Now we need acompression method to get the huge The integer range is packed intothe acceptable array range. This can be achieved through the remainder operation. Although the structure obtained by the remainder operation may also be repeated, it can be solved in other ways.
Some concepts of hash tables:
- Hashing: Convertlarge numbers into The process of subscripting within the array range is called hashing;
- Hash function:We usually convert words into Large numbers, hashlarge numbers The code implementation of a>;hash function is placed in a function, which is called
- Hash table:Perform the entire Structure encapsulation, the result ishash table.

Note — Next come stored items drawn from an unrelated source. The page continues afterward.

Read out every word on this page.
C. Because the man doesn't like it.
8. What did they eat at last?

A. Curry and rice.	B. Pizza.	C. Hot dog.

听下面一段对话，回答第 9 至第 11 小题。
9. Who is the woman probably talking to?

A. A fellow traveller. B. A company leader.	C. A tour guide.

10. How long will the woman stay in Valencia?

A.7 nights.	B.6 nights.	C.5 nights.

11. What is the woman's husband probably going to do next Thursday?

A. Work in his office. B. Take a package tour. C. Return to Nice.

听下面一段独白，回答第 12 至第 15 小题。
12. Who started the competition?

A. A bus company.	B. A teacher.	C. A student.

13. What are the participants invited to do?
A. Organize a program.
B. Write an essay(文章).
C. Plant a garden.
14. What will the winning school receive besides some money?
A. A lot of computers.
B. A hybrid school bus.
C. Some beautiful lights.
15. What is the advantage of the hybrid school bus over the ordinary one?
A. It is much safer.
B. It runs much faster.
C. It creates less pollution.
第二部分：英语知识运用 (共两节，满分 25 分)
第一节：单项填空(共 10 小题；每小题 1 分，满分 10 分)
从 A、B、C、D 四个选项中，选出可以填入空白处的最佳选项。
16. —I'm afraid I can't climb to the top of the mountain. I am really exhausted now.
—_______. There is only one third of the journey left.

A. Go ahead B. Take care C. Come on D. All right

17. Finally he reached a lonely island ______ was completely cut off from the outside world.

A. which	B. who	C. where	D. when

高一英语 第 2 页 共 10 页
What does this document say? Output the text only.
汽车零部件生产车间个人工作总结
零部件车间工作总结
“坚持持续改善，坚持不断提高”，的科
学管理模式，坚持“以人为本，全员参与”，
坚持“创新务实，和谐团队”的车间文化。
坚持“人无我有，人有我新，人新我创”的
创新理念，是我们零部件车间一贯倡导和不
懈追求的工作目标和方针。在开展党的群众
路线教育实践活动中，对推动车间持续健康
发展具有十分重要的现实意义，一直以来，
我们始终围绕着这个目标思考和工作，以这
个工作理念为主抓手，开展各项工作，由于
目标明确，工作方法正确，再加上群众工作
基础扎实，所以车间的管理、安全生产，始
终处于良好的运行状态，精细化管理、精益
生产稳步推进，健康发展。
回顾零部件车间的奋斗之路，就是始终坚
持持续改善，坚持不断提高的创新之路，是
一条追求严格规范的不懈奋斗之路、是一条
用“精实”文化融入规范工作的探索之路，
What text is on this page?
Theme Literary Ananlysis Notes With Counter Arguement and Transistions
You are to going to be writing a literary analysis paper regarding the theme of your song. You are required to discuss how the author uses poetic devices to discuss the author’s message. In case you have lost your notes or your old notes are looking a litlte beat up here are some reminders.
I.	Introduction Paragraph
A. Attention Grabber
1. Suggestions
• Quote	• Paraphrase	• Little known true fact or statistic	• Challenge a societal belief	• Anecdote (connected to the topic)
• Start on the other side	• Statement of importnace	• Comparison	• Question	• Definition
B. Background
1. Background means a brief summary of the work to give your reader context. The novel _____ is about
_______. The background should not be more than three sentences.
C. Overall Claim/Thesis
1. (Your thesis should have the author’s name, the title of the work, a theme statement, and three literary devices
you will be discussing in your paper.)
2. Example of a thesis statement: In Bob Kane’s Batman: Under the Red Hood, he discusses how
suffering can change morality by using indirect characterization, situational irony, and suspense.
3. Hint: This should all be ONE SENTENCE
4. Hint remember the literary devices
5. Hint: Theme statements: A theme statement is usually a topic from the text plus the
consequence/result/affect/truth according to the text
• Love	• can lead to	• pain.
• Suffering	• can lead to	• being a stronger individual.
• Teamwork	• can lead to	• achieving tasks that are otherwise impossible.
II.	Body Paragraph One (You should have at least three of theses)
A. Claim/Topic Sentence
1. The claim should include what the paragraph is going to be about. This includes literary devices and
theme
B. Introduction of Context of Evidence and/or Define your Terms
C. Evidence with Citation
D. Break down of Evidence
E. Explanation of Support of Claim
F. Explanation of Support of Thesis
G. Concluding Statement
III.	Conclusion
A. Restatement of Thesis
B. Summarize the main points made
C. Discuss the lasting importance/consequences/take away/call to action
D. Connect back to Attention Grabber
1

Issues that still need to be addressed:
- The hashed subscript may still beduplicated. How to solve this problem? This situation is called conflict. Conflict is inevitable. We Conflicts can only beresolved.
1.3. Methods of resolving conflicts
Two common options for resolving conflicts:
- Option 1:Landing method(Landing method );
As shown in the figure below, we perform the remainder operation on each number10, then the range of the remainder< a i=3>0~9 is used as the subscript value of the array. Moreover, the position corresponding to each subscript value in the array no longer stores a number, but an array composed of numbers that obtain the same remainder after a remainder operation. or linked list.
In this way, the entire array or linked list can be obtained based on the subscript value, and then the search can be continued in the array or linked list. Moreover, there are generally not too many conflicting elements.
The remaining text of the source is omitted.